London: The impact of 2020 coronavirus recession on GDP will continue to be felt for years to come with GDP levels in the largest advanced economies expected to remain around 3 to 4 per cent below their pre-virus trend path by the middle of this decade, Fitch Ratings has said in a new report.
“There will be lasting damage to supply-side productive potential from the coronavirus shock as long-term unemployment rises, working hours fall, and investment and capital accumulation slow,” said Maxime Darmet, Director in Fitch’s Economics team.
Huge uncertainties surround the economic outlook in aftermath of the massive shock in H1 2020. The path that the coronavirus outbreak will take is unknown.
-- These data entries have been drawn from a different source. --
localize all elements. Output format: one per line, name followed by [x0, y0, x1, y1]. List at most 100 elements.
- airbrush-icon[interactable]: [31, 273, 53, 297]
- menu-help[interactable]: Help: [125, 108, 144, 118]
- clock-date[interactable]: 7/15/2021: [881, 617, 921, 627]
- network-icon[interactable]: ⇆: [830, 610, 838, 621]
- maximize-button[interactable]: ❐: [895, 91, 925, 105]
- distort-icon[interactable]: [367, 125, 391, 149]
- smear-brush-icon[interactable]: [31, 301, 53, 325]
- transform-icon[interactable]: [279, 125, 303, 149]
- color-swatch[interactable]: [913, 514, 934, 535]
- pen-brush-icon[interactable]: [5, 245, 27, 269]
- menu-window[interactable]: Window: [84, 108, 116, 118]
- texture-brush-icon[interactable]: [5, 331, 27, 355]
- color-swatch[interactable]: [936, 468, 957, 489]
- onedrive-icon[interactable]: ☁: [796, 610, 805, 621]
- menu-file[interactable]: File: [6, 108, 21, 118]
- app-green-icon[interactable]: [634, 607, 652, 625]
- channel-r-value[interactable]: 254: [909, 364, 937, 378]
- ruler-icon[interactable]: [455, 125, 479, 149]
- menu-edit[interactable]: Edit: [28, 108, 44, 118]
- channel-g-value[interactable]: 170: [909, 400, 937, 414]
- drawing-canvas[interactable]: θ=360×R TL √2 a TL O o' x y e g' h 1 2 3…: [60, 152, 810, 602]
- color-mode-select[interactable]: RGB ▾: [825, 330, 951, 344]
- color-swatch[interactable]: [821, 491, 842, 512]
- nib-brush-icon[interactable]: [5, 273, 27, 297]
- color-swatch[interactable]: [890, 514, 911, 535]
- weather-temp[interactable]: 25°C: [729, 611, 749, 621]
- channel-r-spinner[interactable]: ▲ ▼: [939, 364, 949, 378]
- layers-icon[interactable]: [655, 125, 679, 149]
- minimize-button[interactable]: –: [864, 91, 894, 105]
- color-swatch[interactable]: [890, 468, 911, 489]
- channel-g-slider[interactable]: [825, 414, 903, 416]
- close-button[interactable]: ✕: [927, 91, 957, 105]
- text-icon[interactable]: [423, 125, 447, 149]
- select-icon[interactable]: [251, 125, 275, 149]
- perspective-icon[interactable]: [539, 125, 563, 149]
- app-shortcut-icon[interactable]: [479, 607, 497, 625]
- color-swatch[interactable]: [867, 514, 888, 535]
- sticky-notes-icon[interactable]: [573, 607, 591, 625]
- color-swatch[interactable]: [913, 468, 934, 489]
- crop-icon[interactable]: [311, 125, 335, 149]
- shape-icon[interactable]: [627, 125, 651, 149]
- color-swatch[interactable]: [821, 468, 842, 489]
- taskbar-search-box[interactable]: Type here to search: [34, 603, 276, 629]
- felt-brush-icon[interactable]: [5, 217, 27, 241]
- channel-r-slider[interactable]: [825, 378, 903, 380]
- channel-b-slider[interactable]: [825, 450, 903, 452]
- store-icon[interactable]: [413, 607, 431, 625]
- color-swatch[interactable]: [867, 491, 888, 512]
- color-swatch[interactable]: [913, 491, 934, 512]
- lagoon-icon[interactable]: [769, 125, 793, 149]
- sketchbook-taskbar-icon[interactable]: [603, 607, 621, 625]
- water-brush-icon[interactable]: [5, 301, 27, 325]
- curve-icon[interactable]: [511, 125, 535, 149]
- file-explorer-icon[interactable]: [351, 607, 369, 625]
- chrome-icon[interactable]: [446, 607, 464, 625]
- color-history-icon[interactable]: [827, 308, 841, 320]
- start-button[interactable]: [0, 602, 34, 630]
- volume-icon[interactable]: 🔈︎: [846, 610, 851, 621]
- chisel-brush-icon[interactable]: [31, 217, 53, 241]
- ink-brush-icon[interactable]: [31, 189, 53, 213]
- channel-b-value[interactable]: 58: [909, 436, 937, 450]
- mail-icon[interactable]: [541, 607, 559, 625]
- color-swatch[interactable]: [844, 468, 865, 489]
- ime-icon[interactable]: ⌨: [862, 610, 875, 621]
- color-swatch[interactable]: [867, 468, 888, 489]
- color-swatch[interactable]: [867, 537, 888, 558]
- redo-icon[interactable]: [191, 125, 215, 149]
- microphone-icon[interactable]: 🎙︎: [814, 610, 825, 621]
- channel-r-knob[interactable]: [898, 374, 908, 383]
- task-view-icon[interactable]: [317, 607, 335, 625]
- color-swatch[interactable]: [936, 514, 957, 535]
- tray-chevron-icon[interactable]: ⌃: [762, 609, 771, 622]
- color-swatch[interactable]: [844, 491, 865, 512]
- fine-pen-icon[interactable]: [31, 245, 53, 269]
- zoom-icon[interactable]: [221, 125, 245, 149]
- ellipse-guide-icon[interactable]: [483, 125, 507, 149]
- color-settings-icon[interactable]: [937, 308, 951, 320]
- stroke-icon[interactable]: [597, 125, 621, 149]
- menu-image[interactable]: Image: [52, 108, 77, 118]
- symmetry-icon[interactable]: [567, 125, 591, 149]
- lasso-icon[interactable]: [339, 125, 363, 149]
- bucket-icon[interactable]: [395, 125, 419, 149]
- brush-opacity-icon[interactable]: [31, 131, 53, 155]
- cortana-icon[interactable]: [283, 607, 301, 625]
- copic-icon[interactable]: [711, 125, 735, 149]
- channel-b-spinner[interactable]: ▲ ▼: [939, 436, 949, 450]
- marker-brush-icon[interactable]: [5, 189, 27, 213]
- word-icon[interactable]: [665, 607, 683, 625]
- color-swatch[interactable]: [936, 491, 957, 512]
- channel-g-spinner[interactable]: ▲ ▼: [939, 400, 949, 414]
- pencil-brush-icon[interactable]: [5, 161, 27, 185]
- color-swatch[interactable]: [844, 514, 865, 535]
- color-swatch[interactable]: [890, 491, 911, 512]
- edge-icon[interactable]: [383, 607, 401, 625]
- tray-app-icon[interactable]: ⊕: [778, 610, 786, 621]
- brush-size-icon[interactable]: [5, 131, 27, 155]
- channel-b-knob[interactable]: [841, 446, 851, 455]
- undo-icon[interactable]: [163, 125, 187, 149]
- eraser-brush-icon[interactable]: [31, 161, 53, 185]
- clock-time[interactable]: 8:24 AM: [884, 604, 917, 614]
“Repeated waves of new infections and renewed nationwide lockdowns could see a very sluggish recovery while medical breakthroughs could result in a rapid normalisation of economic activity,” said Fitch in the report.
A reasonable base-case working assumption for the purpose of economic analysis is that the health crisis gradually eases over time, with renewed nationwide lockdowns avoided and virus containment sought through more targeted responses.
Fitch said US productive potential growth has been revised to 1.4 per cent from 1.9 per cent, the UK to 0.9 per cent from 1.6 per cent and the eurozone (weighted average of Germany, France, Italy and Spain) to 0.7 per cent from 1.2 per cent.
These revisions partly reflect the expectation of a rise in long-term unemployment in aftermath of the shock.
“The jobs shock is likely to see many workers — particularly in the most adversely affected and labour-intensive travel, tourism and leisure sectors — struggle to find re-employment quickly, resulting in detachment from the labour market,” said Fitch.